Unter dem Strich rentiert sich eine Modernisierung dreifach:

1. Die deutlichen Energieeinsparungen nach der Modernisierung machen sich auf Ihrem Bankkonto bemerkbar.

2. Gleichzeitig erhöht sich Ihr Wohnkomfort.

3. Und nicht zuletzt leisten Sie einen aktiven Beitrag zum Umweltschutz. Ökologisches Bauen führt zu einem verminderten CO2-Ausstoß und trägt so dazu bei, die globale Erwärmung zu stoppen.

Für Ihre weitere Entscheidungsfindung hilft Ihnen das Themenspezial praxisnah und serviceorientiert: So verschafft Ihnen der Modernisierungsratgeber schnell und unkompliziert einen Überblick über die verschiedenen Maßnahmen und wie sich diese für Sie rentieren können. 20.000 Verbraucher haben diesen Ratgeber 2009 genutzt. Am häufigsten informierten diese sich über preisgünstigere Vorhaben wie die Erneuerung der Heizung oder den Einbau einer Solarthermieanlage (siehe Grafik oben). Aber auch das kostspieligere Dämmen der Fassade steht bei gut einem Drittel der Ratgebernutzer auf der Liste.

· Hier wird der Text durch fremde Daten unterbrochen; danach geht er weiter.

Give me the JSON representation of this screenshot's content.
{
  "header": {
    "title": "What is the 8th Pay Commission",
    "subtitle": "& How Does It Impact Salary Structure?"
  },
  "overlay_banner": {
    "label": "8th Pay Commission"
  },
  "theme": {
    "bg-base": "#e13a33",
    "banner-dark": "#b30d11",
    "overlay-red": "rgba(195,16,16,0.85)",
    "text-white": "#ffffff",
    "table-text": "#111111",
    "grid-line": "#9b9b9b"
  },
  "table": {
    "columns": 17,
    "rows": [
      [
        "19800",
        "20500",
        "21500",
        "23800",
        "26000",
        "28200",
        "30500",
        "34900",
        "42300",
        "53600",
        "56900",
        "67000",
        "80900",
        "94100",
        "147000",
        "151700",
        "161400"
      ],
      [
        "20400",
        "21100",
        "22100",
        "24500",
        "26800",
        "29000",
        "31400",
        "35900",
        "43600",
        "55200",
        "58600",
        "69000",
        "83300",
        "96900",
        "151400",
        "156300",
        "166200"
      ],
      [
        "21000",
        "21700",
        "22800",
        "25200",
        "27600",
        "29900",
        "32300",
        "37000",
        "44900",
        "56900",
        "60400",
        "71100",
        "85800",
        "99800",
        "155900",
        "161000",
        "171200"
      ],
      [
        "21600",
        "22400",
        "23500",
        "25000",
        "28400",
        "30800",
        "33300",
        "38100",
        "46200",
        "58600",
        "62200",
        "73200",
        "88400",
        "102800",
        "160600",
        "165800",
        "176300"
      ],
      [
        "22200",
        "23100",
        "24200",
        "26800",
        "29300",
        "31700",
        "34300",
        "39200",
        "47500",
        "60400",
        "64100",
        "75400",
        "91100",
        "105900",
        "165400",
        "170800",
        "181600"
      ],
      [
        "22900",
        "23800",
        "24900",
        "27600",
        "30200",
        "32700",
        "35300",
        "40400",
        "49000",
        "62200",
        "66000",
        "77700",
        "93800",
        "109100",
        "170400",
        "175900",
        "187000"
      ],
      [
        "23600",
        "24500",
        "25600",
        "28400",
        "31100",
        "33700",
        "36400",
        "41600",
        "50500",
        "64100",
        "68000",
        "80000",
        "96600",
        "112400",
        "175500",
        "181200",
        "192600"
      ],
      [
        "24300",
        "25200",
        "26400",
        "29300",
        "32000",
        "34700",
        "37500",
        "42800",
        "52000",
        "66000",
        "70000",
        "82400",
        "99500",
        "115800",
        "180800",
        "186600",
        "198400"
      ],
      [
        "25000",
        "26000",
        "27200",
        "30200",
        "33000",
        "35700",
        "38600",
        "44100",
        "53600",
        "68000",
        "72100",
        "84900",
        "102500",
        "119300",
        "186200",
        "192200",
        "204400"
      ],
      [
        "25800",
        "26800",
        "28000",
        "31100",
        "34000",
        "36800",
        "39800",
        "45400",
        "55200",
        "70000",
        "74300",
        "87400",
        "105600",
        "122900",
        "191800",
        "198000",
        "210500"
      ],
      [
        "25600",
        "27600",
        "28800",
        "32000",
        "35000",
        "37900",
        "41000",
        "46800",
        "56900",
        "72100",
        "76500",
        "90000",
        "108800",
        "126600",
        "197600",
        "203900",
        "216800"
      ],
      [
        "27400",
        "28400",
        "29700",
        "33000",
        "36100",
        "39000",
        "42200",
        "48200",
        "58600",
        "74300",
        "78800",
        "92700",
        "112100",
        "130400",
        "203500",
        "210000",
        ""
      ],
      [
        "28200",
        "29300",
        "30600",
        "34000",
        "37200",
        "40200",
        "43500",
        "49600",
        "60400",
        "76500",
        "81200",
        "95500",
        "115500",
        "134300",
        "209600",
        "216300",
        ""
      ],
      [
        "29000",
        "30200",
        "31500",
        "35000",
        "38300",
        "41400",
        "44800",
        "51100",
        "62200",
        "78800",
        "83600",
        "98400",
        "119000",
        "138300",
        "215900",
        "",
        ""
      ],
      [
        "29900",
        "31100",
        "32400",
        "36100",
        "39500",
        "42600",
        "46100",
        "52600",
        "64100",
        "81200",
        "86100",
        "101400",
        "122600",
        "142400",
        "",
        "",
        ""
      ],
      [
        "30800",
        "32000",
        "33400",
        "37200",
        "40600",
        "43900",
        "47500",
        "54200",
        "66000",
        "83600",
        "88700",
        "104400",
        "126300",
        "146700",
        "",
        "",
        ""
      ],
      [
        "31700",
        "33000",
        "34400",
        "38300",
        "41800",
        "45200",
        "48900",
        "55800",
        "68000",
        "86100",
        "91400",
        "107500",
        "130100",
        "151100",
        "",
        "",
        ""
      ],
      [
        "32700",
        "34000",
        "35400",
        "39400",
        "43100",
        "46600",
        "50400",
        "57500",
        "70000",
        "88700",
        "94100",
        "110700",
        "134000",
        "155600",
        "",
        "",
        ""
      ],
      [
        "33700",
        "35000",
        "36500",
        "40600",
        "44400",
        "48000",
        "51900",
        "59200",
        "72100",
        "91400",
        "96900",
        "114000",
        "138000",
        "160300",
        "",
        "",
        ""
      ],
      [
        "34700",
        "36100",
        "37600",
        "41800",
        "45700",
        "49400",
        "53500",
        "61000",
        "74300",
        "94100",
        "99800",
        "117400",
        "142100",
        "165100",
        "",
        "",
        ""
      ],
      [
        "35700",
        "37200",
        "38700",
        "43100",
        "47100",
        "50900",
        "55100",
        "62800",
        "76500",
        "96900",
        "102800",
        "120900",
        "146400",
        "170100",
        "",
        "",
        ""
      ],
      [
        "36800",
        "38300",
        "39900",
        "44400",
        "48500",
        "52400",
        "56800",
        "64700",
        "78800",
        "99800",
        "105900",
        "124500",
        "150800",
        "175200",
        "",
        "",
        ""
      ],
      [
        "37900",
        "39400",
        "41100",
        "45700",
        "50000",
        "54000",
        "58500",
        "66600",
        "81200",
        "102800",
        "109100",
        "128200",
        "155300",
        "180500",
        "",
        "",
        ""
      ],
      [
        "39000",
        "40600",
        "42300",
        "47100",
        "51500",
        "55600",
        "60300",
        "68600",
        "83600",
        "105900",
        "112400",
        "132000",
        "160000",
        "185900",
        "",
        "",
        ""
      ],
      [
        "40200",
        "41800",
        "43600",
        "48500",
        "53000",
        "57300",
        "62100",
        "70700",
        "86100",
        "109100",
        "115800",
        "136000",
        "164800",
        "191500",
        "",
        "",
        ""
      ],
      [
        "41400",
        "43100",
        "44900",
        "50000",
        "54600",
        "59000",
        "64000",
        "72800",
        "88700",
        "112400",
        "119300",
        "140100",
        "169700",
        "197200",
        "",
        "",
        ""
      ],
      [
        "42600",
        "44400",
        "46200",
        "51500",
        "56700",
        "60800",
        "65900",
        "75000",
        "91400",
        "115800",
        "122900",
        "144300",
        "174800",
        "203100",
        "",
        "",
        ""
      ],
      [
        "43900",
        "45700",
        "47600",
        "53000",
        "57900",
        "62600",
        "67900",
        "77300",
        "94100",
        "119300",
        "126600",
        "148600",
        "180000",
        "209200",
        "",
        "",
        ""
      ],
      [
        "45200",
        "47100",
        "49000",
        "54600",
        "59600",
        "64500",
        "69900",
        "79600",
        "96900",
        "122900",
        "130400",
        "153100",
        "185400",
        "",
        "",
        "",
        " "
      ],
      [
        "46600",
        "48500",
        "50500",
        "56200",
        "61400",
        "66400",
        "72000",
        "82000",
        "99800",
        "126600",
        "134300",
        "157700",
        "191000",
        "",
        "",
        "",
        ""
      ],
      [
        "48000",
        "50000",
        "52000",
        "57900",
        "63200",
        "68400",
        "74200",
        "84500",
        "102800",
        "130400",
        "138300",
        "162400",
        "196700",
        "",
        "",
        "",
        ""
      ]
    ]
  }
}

Weitere wissenswerte Informationen zu den Themen Energiesparen, Wärmeschutz und Heizungsaustausch hat die Stiftung Warentest für Sie zusammengetragen.

Im HeizCheck erfahren Sie, ob Ihre derzeitigen Heizkosten angemessen sind. Sind die Werte und damit die Kosten zu hoch, erhalten Sie effektive Ratschläge von Experten. Auch das kostenlose Energiesparkonto trägt dazu bei, Ihren Verbrauch dauerhaft zu senken - und den Erfolg Ihrer Modernisierungsmaßnahmen zu überprüfen.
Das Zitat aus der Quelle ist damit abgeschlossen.